Ogni violazione di questo diritto viene segnalata attraverso un'emozione apposita, da noi battezzata come RABBIA.
Anche essere stati educati, senza regole, in maniera troppo permissiva, viene vissuto come mancanza d'amore.
Anche la perdita precoce di un genitore, viene vissuta come mancanza d'amore.
Il profondo senso di ingiustizia. Collegato alla rabbia c'è sempre il pensiero "NON È GIUSTO".
Non è giusto perché? Perché sentiamo violato un nostro diritto.
Anche la violazione dei propri spazi, che viene vissuta come senso di impotenza, provoca rabbia perché evoca un profondo senso di ingiustizia.

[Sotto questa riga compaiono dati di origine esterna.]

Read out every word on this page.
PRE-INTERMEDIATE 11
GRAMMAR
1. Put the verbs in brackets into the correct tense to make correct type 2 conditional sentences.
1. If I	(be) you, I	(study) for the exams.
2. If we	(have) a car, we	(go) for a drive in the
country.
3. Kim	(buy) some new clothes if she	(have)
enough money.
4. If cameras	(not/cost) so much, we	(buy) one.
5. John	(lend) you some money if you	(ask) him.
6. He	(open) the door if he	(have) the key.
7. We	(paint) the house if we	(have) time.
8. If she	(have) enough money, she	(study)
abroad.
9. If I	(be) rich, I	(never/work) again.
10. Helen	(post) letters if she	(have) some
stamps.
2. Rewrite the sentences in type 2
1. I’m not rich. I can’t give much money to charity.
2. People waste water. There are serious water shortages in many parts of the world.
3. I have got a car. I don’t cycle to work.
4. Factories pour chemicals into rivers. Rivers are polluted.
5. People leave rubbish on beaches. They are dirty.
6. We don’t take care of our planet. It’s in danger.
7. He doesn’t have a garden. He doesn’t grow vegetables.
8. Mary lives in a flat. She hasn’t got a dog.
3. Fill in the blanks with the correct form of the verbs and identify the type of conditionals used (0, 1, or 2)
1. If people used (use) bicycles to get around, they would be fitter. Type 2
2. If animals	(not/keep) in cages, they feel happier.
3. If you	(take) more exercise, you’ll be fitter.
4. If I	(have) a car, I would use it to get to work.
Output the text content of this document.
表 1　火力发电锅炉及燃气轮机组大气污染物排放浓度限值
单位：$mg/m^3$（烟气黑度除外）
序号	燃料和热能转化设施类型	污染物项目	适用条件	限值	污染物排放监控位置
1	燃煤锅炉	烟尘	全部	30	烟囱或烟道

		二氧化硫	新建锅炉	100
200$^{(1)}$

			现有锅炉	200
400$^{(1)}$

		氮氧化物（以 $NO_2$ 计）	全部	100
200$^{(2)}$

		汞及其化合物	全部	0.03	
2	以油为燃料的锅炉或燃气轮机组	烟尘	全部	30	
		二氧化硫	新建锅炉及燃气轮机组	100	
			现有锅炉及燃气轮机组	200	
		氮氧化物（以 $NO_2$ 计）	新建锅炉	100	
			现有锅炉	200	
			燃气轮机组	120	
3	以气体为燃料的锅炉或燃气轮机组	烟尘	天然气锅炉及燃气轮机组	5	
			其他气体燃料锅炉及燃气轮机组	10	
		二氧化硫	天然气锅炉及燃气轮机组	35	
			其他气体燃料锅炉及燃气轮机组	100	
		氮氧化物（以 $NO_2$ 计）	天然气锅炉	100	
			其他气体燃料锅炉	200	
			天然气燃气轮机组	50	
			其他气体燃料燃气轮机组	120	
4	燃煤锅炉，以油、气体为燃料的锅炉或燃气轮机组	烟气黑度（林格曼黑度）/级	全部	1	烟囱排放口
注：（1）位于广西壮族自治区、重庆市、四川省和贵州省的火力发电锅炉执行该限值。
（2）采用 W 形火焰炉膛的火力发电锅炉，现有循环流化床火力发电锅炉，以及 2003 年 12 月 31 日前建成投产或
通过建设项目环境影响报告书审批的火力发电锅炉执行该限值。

Sentirsi impotenti non si limita solo agli spazi violati ma anche al venire abbandonati (cosa che esula dal nostro volere), al subire maltrattamenti, abusi, torture e violenze.
Quando questo senso di impotenza è prolungato nel tempo costituisce l'unica leva per poter suscitare una sensazione di odio. Ciò che noi riteniamo e pronunciamo come odio è, il più delle volte, semplice rabbia arretrata.

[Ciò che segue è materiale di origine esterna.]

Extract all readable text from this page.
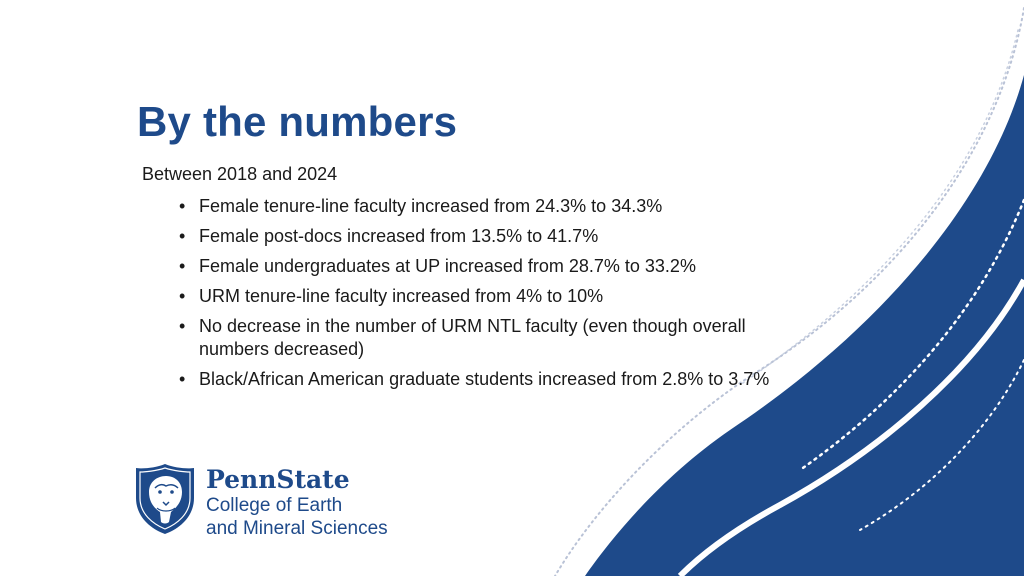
By the numbers
Between 2018 and 2024
• Female tenure-line faculty increased from 24.3% to 34.3%
• Female post-docs increased from 13.5% to 41.7%
• Female undergraduates at UP increased from 28.7% to 33.2%
• URM tenure-line faculty increased from 4% to 10%
• No decrease in the number of URM NTL faculty (even though overall numbers decreased)
• Black/African American graduate students increased from 2.8% to 3.7%
PennState
College of Earth
and Mineral Sciences
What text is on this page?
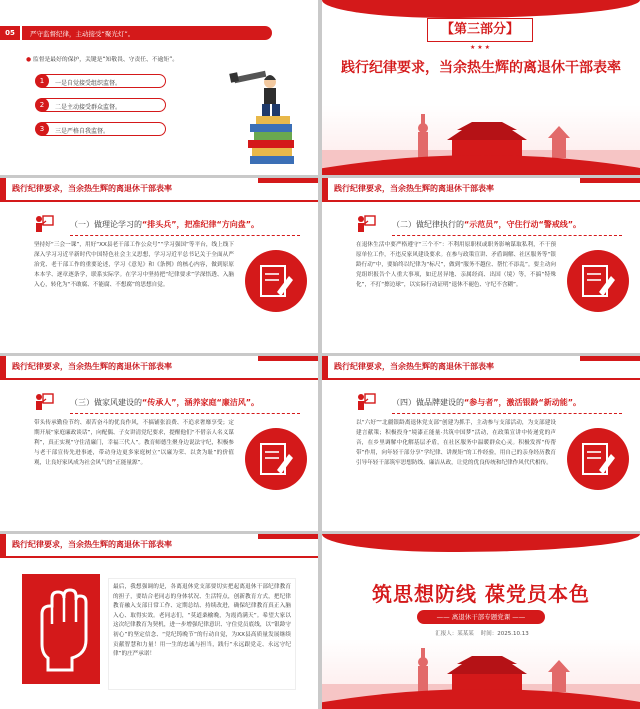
05	严守监督纪律，主动接受“聚光灯”。
● 监督是最好的保护，关键是“知敬畏、守责任、不逾矩”。
1	一是自觉接受组织监督。
2	二是主动接受群众监督。
3	三是严格自我监督。
【第三部分】
★ ★ ★
践行纪律要求，当余热生辉的离退休干部表率
践行纪律要求，当余热生辉的离退休干部表率
（一）做理论学习的“排头兵”，把准纪律“方向盘”。
坚持好“三会一课”，用好“XX县老干部工作公众号”“学习强国”等平台，线上线下深入学习习近平新时代中国特色社会主义思想，学习习近平总书记关于全面从严治党、老干部工作的重要论述，学习《意见》和《条例》的核心内容，做到原原本本学、逐章逐条学，联系实际学。在学习中坚持把“纪律要求”学深悟透、入脑入心，转化为“不敢腐、不能腐、不想腐”的思想自觉。
践行纪律要求，当余热生辉的离退休干部表率
（二）做纪律执行的“示范员”，守住行动“警戒线”。
在退休生活中要严格遵守“三个不”：不利用原职权或职务影响谋取私利，不干预原单位工作，不违反家风建设要求。在参与政策宣讲、矛盾调解、社区服务等“银龄行动”中，要始终以纪律为“标尺”，做到“服务不越位、帮忙不添乱”。要主动向党组织报告个人重大事项，如迁居异地、亲属经商、出国（境）等，不搞“特殊化”，不打“擦边球”，以实际行动证明“退休不褪色、守纪不含糊”。
践行纪律要求，当余热生辉的离退休干部表率
（三）做家风建设的“传承人”，涵养家庭“廉洁风”。
带头传承勤俭节约、艰苦奋斗的优良作风，不搞铺张浪费、不追求奢靡享受；定期开展“家庭廉政谈话”，向配偶、子女讲清党纪要求，提醒他们“不借亲人名义谋利”，真正实现“守住清廉门，幸福三代人”。教育师德生聚身边说法守纪，积极参与老干部宣传先进事迹，带动身边更多家庭树立“以廉为荣、以贪为耻”的价值观，让良好家风成为社会风气的“正能量源”。
践行纪律要求，当余热生辉的离退休干部表率
（四）做品牌建设的“参与者”，激活银龄“新动能”。
以“六好”“北疆银龄离退休党支部”创建为抓手，主动参与支部活动，为支部建设建言献策；积极投身“境漆正能量·共筑中国梦”活动，在政策宣讲中传递党的声音，在乡里调解中化解基层矛盾，在社区服务中温暖群众心灵。积极发挥“传帮带”作用，向年轻干部分享“学纪律、讲规矩”的工作经验，用自己的亲身经历教育引导年轻干部筑牢思想防线、廉洁从政，让党的优良传统和纪律作风代代相传。
践行纪律要求，当余热生辉的离退休干部表率
最后，我想强调的是，各离退休党支部要切实把起离退休干部纪律教育的担子，要结合老同志的身体状况、生活特点，创新教育方式，把纪律教育融入支部日常工作、定期总结、持续改进，确保纪律教育真正入脑入心、取得实效。老同志们，“莫道桑榆晚，为霞尚满天”。希望大家以这次纪律教育为契机，进一步增强纪律意识、守住党员底线，以“银龄守初心”的坚定信念、“党纪铸晚节”的行动自觉，为XX县高质量发展继续贡献智慧和力量！用一生的忠诚与担当，践行“永远跟党走、永远守纪律”的庄严承诺！
筑思想防线 葆党员本色
—— 离退休干部专题党课 ——
汇报人：某某某 时间：2025.10.13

Anche l'impotenza fisica (maschile) è riconducibile al proprio (non)rapporto con la rabbia.
La figura paterna si rivela in ogni caso responsabile per il rapporto con la propria rabbia. Un padre che abusa della propria autorità verso il bambino, non permettendogli di poter codificare il suo atteggiamento autoritario come segno d'amore nei suoi confronti bensì come separazione tra sé e il bambino, crea la piattaforma per squilibri emotivi. Un tale imprinting porterà il bambino a vivere nel pieno impedimento di accedere a tale forza maschile, in quanto evocherà terrore e risentimento mai superati, o a seguire le orme del proprio papà rivelandosi aggressivo e brutale alla stessa maniera.
In una famiglia troppo accondiscendente e con atteggiamento remissivo verso il mondo, il bambino cresce sentendo di doverli riscattare, compensando tutte le loro mancanze, tutto ciò che hanno tralasciato, sviluppando un atteggiamento sfidante e aggressivo verso il mondo.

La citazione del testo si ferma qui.